Подвести итоги символизму сравнительно легко. От разбухшего, поражённого водянкой больших тем раннего символизма почти ничего не осталось. Грандиозные космические гимны Бальмонта оказались детски слабыми и беспомощными по фактуре стиха. Прославленный урбанизм Брюсова, вступившего в поэзию как певец мирового города, исторически потускнел, так как звуковой и образный материал Брюсова оказался далеко не соприродным его любимой теме. Трансцендентальная поэзия Андрея Белого оказалась не в силах предохранить метафизическую мысль от старомодности и обветшалости. Несколько лучше обстоит дело со сложным византийско-эллинским миром Вячеслава Иванова. Будучи по существу таким же пионером, колонизатором, как и все прочие символисты, он относился к Византии и Элладе не как к чужой стране, предназначенной для завоевания, а справедливо видел в них культурные истоки русской поэзии. Но, благодаря отсутствию чувства меры, свойственному всем символистам, невероятно перегрузил свою поэзию византийско-эллинскими образами и мифами, чем значительно её обесценил. О Сологубе и Анненском хотелось бы говорить особо, так как они никогда не участвовали в “буре и натиске” символизма. Поэтическая судьба Блока теснейшим образом связана с девятнадцатым веком русской поэзии, поэтому о ней также следует говорить особо. Здесь же необходимо упомянуть о деятельности младших символистов, или акмеистов, не пожелавших повторять ошибки разбухшего водянкой больших тем раннего символизма. Гораздо более трезво оценивая свои силы, они отказались от мании грандиозного раннего символизма, заменив её кто монументальностью приёма, кто ясностью изложения, далеко не с одинаковым успехом.
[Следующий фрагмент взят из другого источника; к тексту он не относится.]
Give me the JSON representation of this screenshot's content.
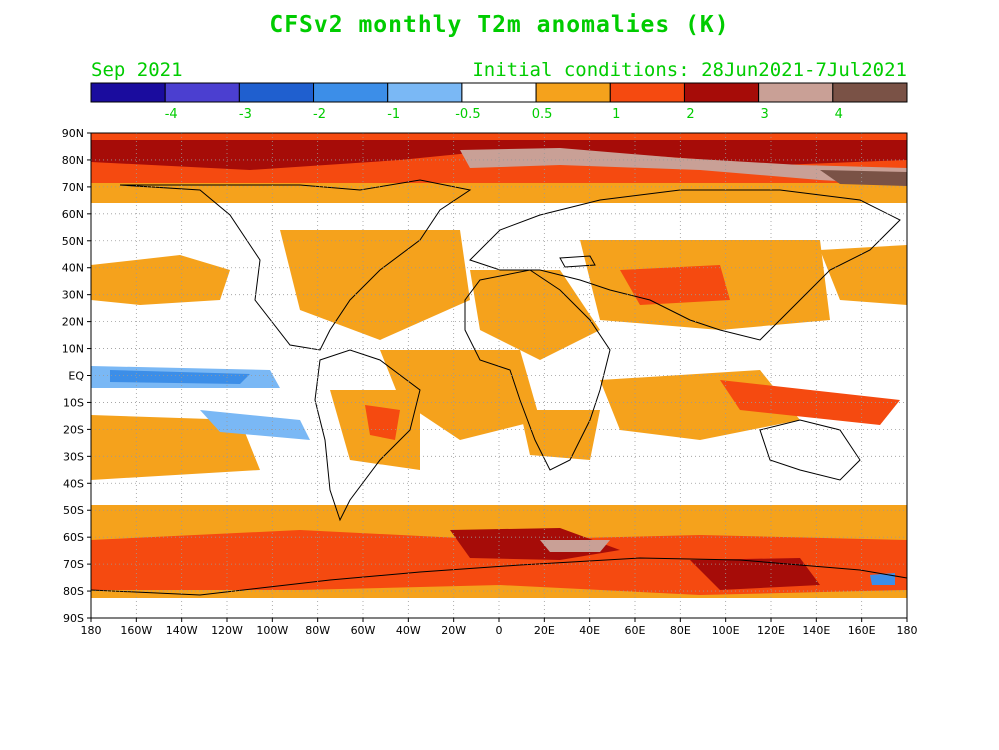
{
  "title": "CFSv2 monthly T2m anomalies (K)",
  "valid_month": "Sep 2021",
  "initial_conditions": "Initial conditions: 28Jun2021-7Jul2021",
  "colorbar": {
    "colors": [
      "#1a0c9e",
      "#4b3fd0",
      "#1f5fcf",
      "#3c8ee8",
      "#7ab8f5",
      "#ffffff",
      "#f5a21c",
      "#f54a10",
      "#a60c08",
      "#c9a096",
      "#7a5246"
    ],
    "labels": [
      "-4",
      "-3",
      "-2",
      "-1",
      "-0.5",
      "0.5",
      "1",
      "2",
      "3",
      "4"
    ]
  },
  "axes": {
    "lat_labels": [
      "90N",
      "80N",
      "70N",
      "60N",
      "50N",
      "40N",
      "30N",
      "20N",
      "10N",
      "EQ",
      "10S",
      "20S",
      "30S",
      "40S",
      "50S",
      "60S",
      "70S",
      "80S",
      "90S"
    ],
    "lon_labels": [
      "180",
      "160W",
      "140W",
      "120W",
      "100W",
      "80W",
      "60W",
      "40W",
      "20W",
      "0",
      "20E",
      "40E",
      "60E",
      "80E",
      "100E",
      "120E",
      "140E",
      "160E",
      "180"
    ]
  },
  "colors": {
    "text": "#00cc00",
    "frame": "#000000",
    "grid": "#999999"
  }
}
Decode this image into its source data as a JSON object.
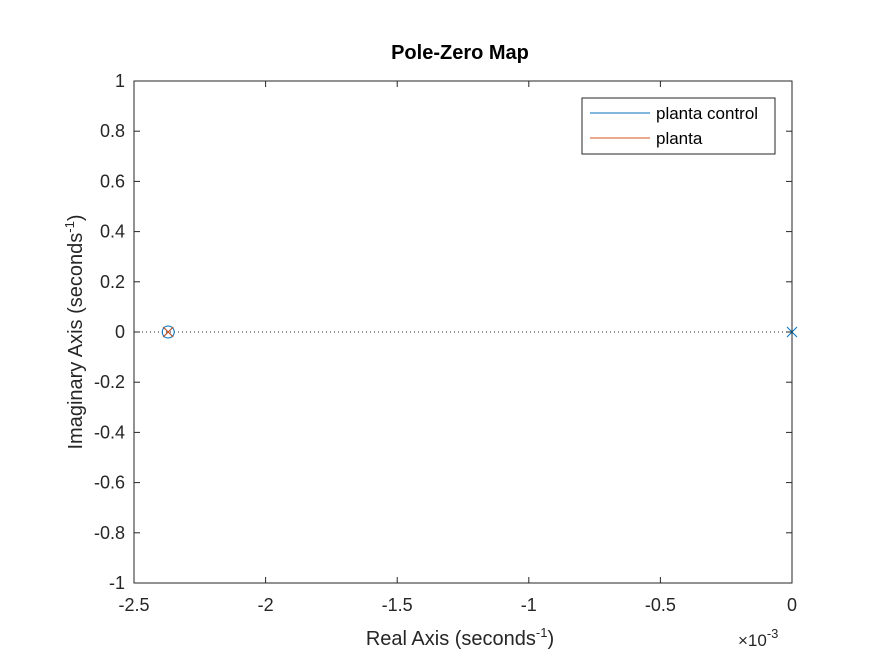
{
  "chart_data": {
    "type": "scatter",
    "title": "Pole-Zero Map",
    "xlabel": {
      "base": "Real Axis (seconds",
      "sup": "-1",
      "close": ")"
    },
    "ylabel": {
      "base": "Imaginary Axis (seconds",
      "sup": "-1",
      "close": ")"
    },
    "x_exponent": {
      "prefix": "×10",
      "sup": "-3"
    },
    "xlim": [
      -2.5,
      0
    ],
    "ylim": [
      -1,
      1
    ],
    "x_ticks": [
      -2.5,
      -2,
      -1.5,
      -1,
      -0.5,
      0
    ],
    "x_tick_labels": [
      "-2.5",
      "-2",
      "-1.5",
      "-1",
      "-0.5",
      "0"
    ],
    "y_ticks": [
      1,
      0.8,
      0.6,
      0.4,
      0.2,
      0,
      -0.2,
      -0.4,
      -0.6,
      -0.8,
      -1
    ],
    "y_tick_labels": [
      "1",
      "0.8",
      "0.6",
      "0.4",
      "0.2",
      "0",
      "-0.2",
      "-0.4",
      "-0.6",
      "-0.8",
      "-1"
    ],
    "grid": false,
    "legend_position": "top-right",
    "series": [
      {
        "name": "planta control",
        "color": "#0072BD",
        "poles": [
          [
            0,
            0
          ],
          [
            -2.37,
            0
          ]
        ],
        "zeros": [
          [
            -2.37,
            0
          ]
        ]
      },
      {
        "name": "planta",
        "color": "#D95319",
        "poles": [
          [
            -2.37,
            0
          ]
        ],
        "zeros": []
      }
    ]
  }
}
Ни одно поэтическое наследие так не обветшало и не устарело за самый короткий срок, как символическое. Русский символизм правильнее назвать даже лжесимволизмом, чтобы оттенить его злоупотребления большими темами и отвлечёнными понятиями, плохо запечатленными в слове. Всё лжесимволическое, то есть огромная часть написанного символистами, сохраняет лишь условный историко-литературный интерес. Объективно-ценное скрывается под кучей бутафорского, лжесимволического хлама.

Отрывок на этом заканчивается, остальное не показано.